Another ski season has come and gone, and to the unsuspecting tourist, everything was business as usual. Stellar, in fact.
“Record-breaking” on all fronts to anyone who wasn’t around in the ’70s. As the storms kept rolling in, so did the tourists and their dollars. Ski racks and parking lots jam-packed three-deep. On the freshly groomed surface, mountain operations were perfect.
However, ask year-round locals their thoughts, and they’ll ask you, “How much time do you have?” They averted their eyes to the increased pass prices, widow-makers left hanging over trails, and the log rounds left on the sides of trails before the snow safely covered them. Not to mention the insane parking situation that had some throwing up their hands and turning back to town.
Or the others who scattered during Texas spring break and said, “You can have it.” These are all the winter circumstances we have accepted. A deal with the devil to get our turns in.
But what we will not accept, or ignore, is the treatment of the individuals who built Purgatory. The old-timers. The legends. The ones who risked their lives every day to create our paradise in the San Juans.
They are the ones who operated on respect. Respect for each other, the mountain, what they were building for the town and the beautiful sport of skiing.
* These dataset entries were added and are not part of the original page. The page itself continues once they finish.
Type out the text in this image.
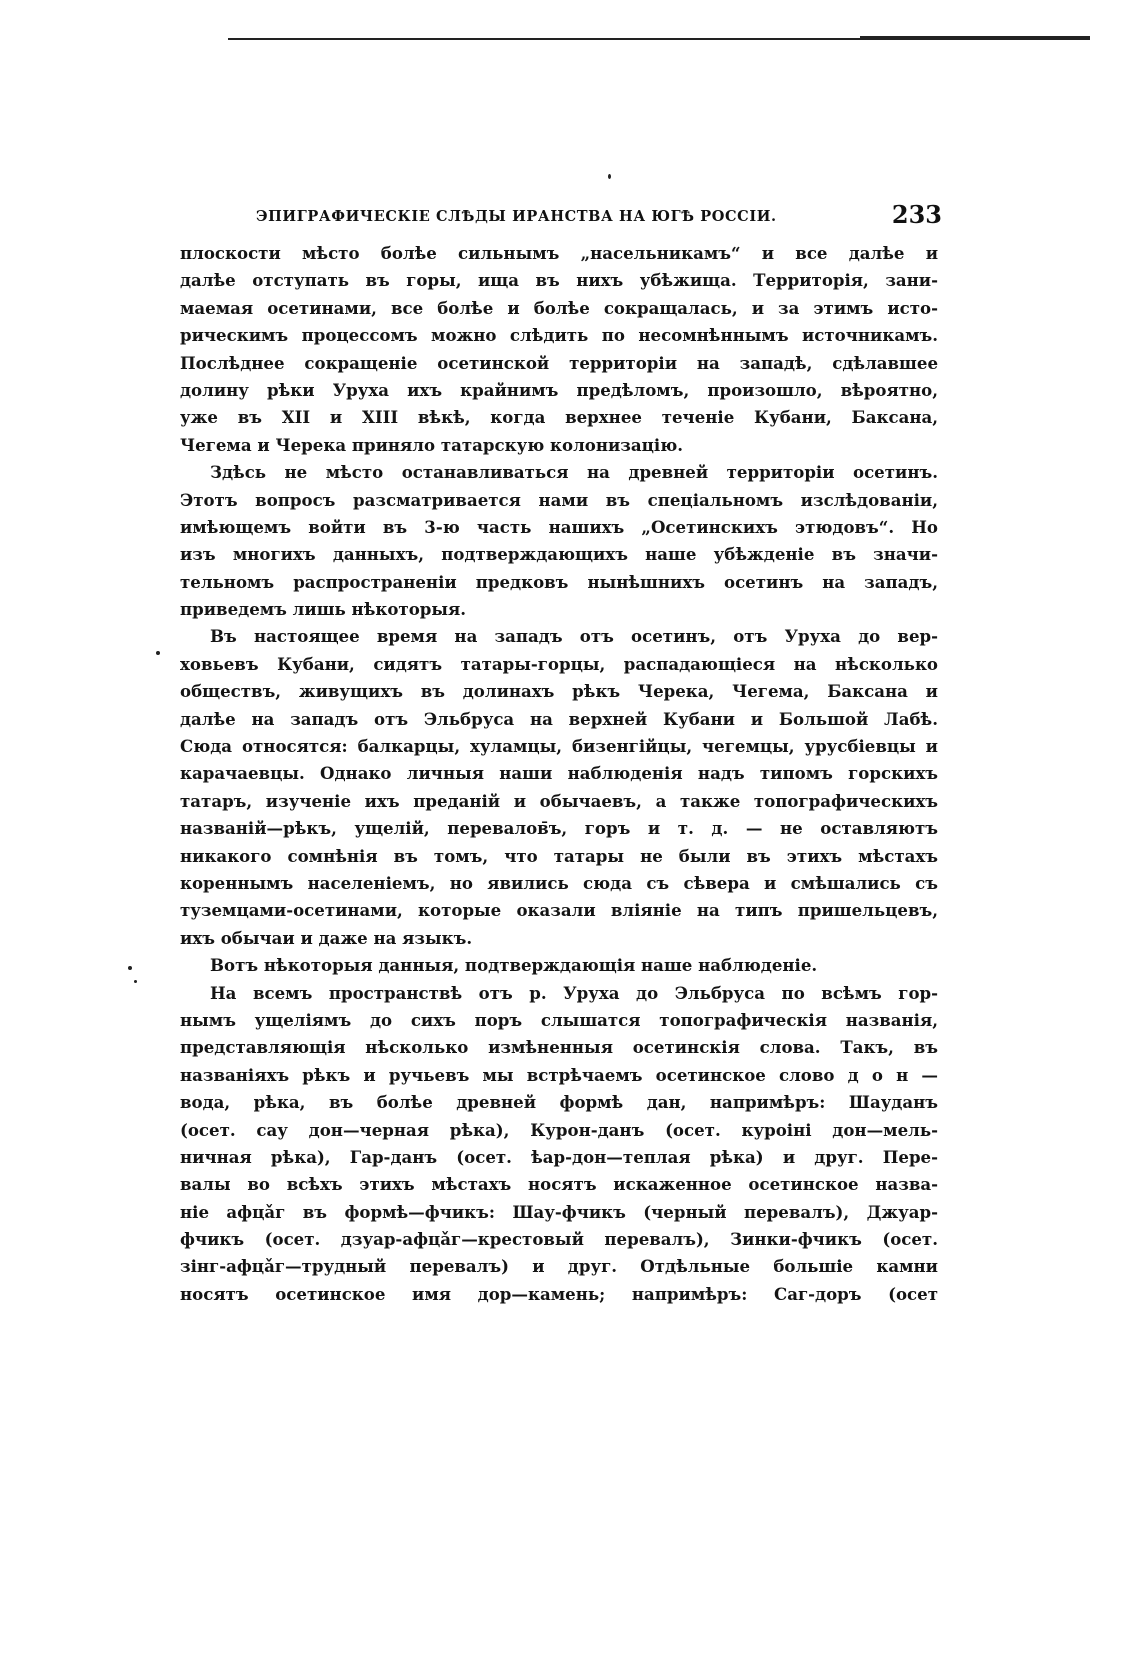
ЭПИГРАФИЧЕСКІЕ СЛѢДЫ ИРАНСТВА НА ЮГѢ РОССІИ.	233
плоскости мѣсто болѣе сильнымъ „насельникамъ“ и все далѣе и
далѣе отступать въ горы, ища въ нихъ убѣжища. Территорія, зани-
маемая осетинами, все болѣе и болѣе сокращалась, и за этимъ исто-
рическимъ процессомъ можно слѣдить по несомнѣннымъ источникамъ.
Послѣднее сокращеніе осетинской территоріи на западѣ, сдѣлавшее
долину рѣки Уруха ихъ крайнимъ предѣломъ, произошло, вѣроятно,
уже въ XII и XIII вѣкѣ, когда верхнее теченіе Кубани, Баксана,
Чегема и Черека приняло татарскую колонизацію.
Здѣсь не мѣсто останавливаться на древней территоріи осетинъ.
Этотъ вопросъ разсматривается нами въ спеціальномъ изслѣдованіи,
имѣющемъ войти въ 3-ю часть нашихъ „Осетинскихъ этюдовъ“. Но
изъ многихъ данныхъ, подтверждающихъ наше убѣжденіе въ значи-
тельномъ распространеніи предковъ нынѣшнихъ осетинъ на западъ,
приведемъ лишь нѣкоторыя.
Въ настоящее время на западъ отъ осетинъ, отъ Уруха до вер-
ховьевъ Кубани, сидятъ татары-горцы, распадающіеся на нѣсколько
обществъ, живущихъ въ долинахъ рѣкъ Черека, Чегема, Баксана и
далѣе на западъ отъ Эльбруса на верхней Кубани и Большой Лабѣ.
Сюда относятся: балкарцы, хуламцы, бизенгійцы, чегемцы, урусбіевцы и
карачаевцы. Однако личныя наши наблюденія надъ типомъ горскихъ
татаръ, изученіе ихъ преданій и обычаевъ, а также топографическихъ
названій—рѣкъ, ущелій, перевалов̄ъ, горъ и т. д. — не оставляютъ
никакого сомнѣнія въ томъ, что татары не были въ этихъ мѣстахъ
кореннымъ населеніемъ, но явились сюда съ сѣвера и смѣшались съ
туземцами-осетинами, которые оказали вліяніе на типъ пришельцевъ,
ихъ обычаи и даже на языкъ.
Вотъ нѣкоторыя данныя, подтверждающія наше наблюденіе.
На всемъ пространствѣ отъ р. Уруха до Эльбруса по всѣмъ гор-
нымъ ущеліямъ до сихъ поръ слышатся топографическія названія,
представляющія нѣсколько измѣненныя осетинскія слова. Такъ, въ
названіяхъ рѣкъ и ручьевъ мы встрѣчаемъ осетинское слово д о н —
вода, рѣка, въ болѣе древней формѣ дан, напримѣръ: Шауданъ
(осет. сау дон—черная рѣка), Курон-данъ (осет. куроіні дон—мель-
ничная рѣка), Гар-данъ (осет. ѣар-дон—теплая рѣка) и друг. Пере-
валы во всѣхъ этихъ мѣстахъ носятъ искаженное осетинское назва-
ніе афцǎг въ формѣ—фчикъ: Шау-фчикъ (черный перевалъ), Джуар-
фчикъ (осет. дзуар-афцǎг—крестовый перевалъ), Зинки-фчикъ (осет.
зінг-афцǎг—трудный перевалъ) и друг. Отдѣльные большіе камни
носятъ осетинское имя дор—камень; напримѣръ: Саг-доръ (осет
They were the ones who worked for pennies on the dollar. The ones who traded skills for ski passes and who started a logging company to keep building the ski area when the corporation ran out of money. They gave firewood to the whole town throughout the year.
They raised their family on the mountain, and the mountain became their family in return. They were, and still are, the soul of this town and that mountain. They never asked for much, and still don’t. The least you can do is give them what they already earned – their lifetime passes after working 20 to 25 years.
Don’t tell the town that the records don’t exist in your computer system anymore and make them go hunt down all their old passes to prove their work history. How embarrassing to see them skiing every day, know exactly who they are, ski on the trails named after them, then tell them to their faces that they don’t exist anymore.
How humiliating it is for people to have to print out #GIVEDALEALIFETIME stickers and stick them to the snow stake for someone to take notice.
The legends and old-timers have been around before most of us got here and will still be here when many leave. They are the single greatest resource that mountain has. They are the shepherds of new generations and the gatekeepers to the past.
The very least we can do for them is show an ounce of respect and gratitude, and give them their lifetime passes.
Nicole Wagner is a resident ski bum in La Plata County.